Jakarta, Garda Indonesia | Menteri Pemberdayaan Perempuan dan Perlindungan Anak (Menteri PPPA), Bintang Puspayoga meminta Bupati Lampung Timur untuk segera menon-aktifkan anggota P2TP2A (Pusat Pelayanan Terpadu Pemberdayaan Perempuan dan Anak) Lampung Timur, DA, yang diduga melakukan kekerasan seksual terhadap anak korban kekerasan seksual, NF yang tengah didampinginya.

Menteri Bintang juga meminta pihak aparat kepolisian setempat untuk mengusut tuntas dan menindak tegas pelaku sesuai peraturan dan perundang-undangan yang berlaku.

“Kami meminta aparat kepolisian setempat untuk mengusut kasus ini hingga tuntas dan Aparat Penegak Hukum (APH) tidak segan-segan memberikan hukuman seberat-beratnya kepada pelaku kasus kekerasan seksual terhadap anak. Pelaku bisa dijerat dengan mengacu pada Undang-Undang Nomor 35 Tahun 2014 tentang Perubahan Atas Undang-Undang Nomor 23 tahun 2002 tentang Perlindungan Anak dan Undang-Undang Nomor 17 Tahun 2016 tentang Penetapan Perppu Nomor 1 Tahun 2016 (Perppu Kebiri),” tegas Menteri Bintang pada Senin, 6 Juli 2020.

Dengan tegas Menteri Bintang juga mengatakan berkenaan dengan kasus tersebut, maka DA selaku anggota P2TP2A Lampung Timur, memenuhi unsur untuk diberikan pemberatan pidana sebagaimana diatur dalam Pasal 81 UU Perlindungan Anak karena seharusnya melindungi anak tetapi melakukan tindak pidana persetubuhan terhadap anak. Namun demikian penjatuhan pidana sepenuhnya menjadi kewenangan aparat penegak hukum, khususnya hakim.

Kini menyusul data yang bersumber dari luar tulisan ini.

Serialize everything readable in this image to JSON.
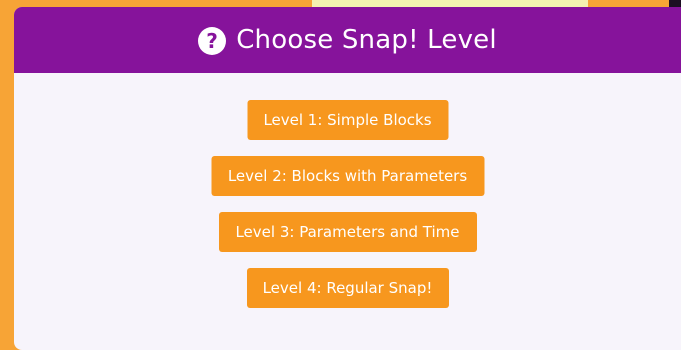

Pasal 81 ayat (3) sampai dengan Pasal 81 ayat (7) Undang-Undang Nomor 17 Tahun 2016 tentang Penetapan Peraturan Pemerintah Nomor 1 Tahun 2016 tentang Perubahan Kedua atas Undang-Undang Nomor 23 Tahun 2002 tentang Perlindungan Anak menjadi Undang-Undang, menyatakan bahwa jika pelaku merupakan aparat yang menangani perlindungan anak maka ancaman pidananya diperberat ditambah 1/3 (sepertiga) dari ancaman pidananya atau maksimal 20 tahun, bahkan sampai dengan dapat dikenai pidana tambahan berupa pengumuman identitas pelaku, tindakan berupa kebiri kimia, dan pemasangan alat pendeteksi elektronik.

“Saya sangat menyesalkan indikasi kasus kekerasan seksual ini bisa terjadi dan dilakukan oleh terlapor yang merupakan anggota lembaga masyarakat yang dipercaya oleh masyarakat dan juga sebagai mitra pemerintah dalam menangani kasus kekerasan terhadap perempuan dan anak. Institusi ini juga dipercaya sebagai rumah aman bagi perempuan dan anak korban kekerasan seksual. Terlapor sendiri bukan seorang ASN (Aparatur Sipil Negara) seperti yang dikabarkan oleh media massa,” ujar Menteri Bintang.

Menteri Bintang mengungkapkan guna menindaklanjuti hal tersebut, Kementerian Pemberdayaan Perempuan dan Perlindungan Anak (Kemen PPPA) melalui Dinas PPPA Provinsi Lampung sudah terjun langsung ke lokasi kejadian dan menemui keluarga korban untuk mendapatkan informasi akurat dari berbagai pihak.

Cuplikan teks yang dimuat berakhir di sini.